Contrary to the image of African countries as static mono-exporters, it is unpredictable from one period to the next which will be the top exports in each country. Consider this picture of Tanzania’s top exports in 1998 and 2007.
This is pattern of rapidly changing success is the norm across African countries. If you take the top 100 exports in each country in 1998 (or the first year in which data is available), its correlation with the rank of those same exports in 2008 is only .29.
Moreover, almost none of the changing success is explained by global commodity prices. In fact, there is little difference in the dynamic changeability of African commodity export performance and that of the continent’s non-commodity export performance. Nor is there any difference between how much global prices explain commodity exports (which is hardly at all) compared to non-commodity exports.

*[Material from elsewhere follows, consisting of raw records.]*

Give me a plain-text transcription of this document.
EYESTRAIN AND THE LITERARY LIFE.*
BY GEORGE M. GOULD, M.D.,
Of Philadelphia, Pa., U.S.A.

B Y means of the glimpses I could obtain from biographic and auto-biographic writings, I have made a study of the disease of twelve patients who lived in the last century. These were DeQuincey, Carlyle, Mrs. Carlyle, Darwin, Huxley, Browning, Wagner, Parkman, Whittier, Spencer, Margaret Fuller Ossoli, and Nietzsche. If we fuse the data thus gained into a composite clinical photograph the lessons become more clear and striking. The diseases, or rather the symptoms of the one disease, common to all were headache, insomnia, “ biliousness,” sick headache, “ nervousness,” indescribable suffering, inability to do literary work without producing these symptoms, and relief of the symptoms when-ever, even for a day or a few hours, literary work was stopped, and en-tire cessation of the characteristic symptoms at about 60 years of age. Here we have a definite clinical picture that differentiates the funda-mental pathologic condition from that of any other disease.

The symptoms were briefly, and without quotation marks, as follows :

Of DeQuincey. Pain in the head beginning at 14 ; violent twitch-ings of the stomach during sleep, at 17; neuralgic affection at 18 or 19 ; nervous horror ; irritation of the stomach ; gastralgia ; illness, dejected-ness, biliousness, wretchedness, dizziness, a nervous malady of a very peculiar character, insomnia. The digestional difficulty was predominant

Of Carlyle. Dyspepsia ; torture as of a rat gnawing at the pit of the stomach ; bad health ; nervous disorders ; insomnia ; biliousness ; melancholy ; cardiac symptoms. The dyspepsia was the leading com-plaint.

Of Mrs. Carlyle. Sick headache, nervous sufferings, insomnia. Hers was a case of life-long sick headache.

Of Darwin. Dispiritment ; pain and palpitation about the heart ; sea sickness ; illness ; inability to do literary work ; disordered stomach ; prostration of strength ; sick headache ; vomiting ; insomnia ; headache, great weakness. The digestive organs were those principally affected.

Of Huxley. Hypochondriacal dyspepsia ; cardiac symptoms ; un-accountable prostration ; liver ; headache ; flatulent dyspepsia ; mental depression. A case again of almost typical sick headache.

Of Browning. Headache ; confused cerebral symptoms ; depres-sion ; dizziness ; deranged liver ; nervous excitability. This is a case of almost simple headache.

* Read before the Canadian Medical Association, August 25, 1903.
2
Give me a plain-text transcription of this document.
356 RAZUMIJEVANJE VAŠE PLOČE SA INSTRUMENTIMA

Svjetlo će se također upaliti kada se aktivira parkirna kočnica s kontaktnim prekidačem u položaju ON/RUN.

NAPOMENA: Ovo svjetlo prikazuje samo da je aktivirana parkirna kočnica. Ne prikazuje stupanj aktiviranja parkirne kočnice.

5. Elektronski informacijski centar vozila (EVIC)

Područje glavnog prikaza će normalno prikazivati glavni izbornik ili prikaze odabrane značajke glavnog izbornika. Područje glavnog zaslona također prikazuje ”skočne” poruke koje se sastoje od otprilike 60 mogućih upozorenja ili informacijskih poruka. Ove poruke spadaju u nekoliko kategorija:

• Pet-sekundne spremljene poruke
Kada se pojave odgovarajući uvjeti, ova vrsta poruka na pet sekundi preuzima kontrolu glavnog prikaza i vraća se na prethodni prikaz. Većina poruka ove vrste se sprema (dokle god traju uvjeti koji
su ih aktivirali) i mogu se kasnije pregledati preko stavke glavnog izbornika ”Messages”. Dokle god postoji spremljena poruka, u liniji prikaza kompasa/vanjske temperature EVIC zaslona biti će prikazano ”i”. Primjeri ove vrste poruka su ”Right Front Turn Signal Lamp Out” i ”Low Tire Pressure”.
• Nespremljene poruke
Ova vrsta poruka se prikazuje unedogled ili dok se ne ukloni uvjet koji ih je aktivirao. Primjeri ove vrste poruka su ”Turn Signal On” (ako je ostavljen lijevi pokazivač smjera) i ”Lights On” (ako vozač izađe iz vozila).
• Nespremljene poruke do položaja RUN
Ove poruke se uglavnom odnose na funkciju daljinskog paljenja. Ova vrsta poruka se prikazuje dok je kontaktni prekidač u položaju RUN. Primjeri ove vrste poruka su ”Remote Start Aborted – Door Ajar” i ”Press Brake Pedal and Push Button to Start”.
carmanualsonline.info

The usual stereotype of African exports as just given by a natural commodity or mineral endowment, with fluctuations mainly explained by global commodity prices, is just ... wrong.
These findings were featured in a paper by Ariell Reshef (UVa) and myself in the National Bureau of Economic Research conference on African Development Success July 18-20 in Accra.
What does it all mean? Actually, the patterns in Africa were similar to those in non-African countries. In all cases, succeeding in exports requires aiming at a moving target. Who will do better under these conditions, state industrial policy planners or decentralized entrepreneurs with specialized knowledge of what is working and what is not in each sector?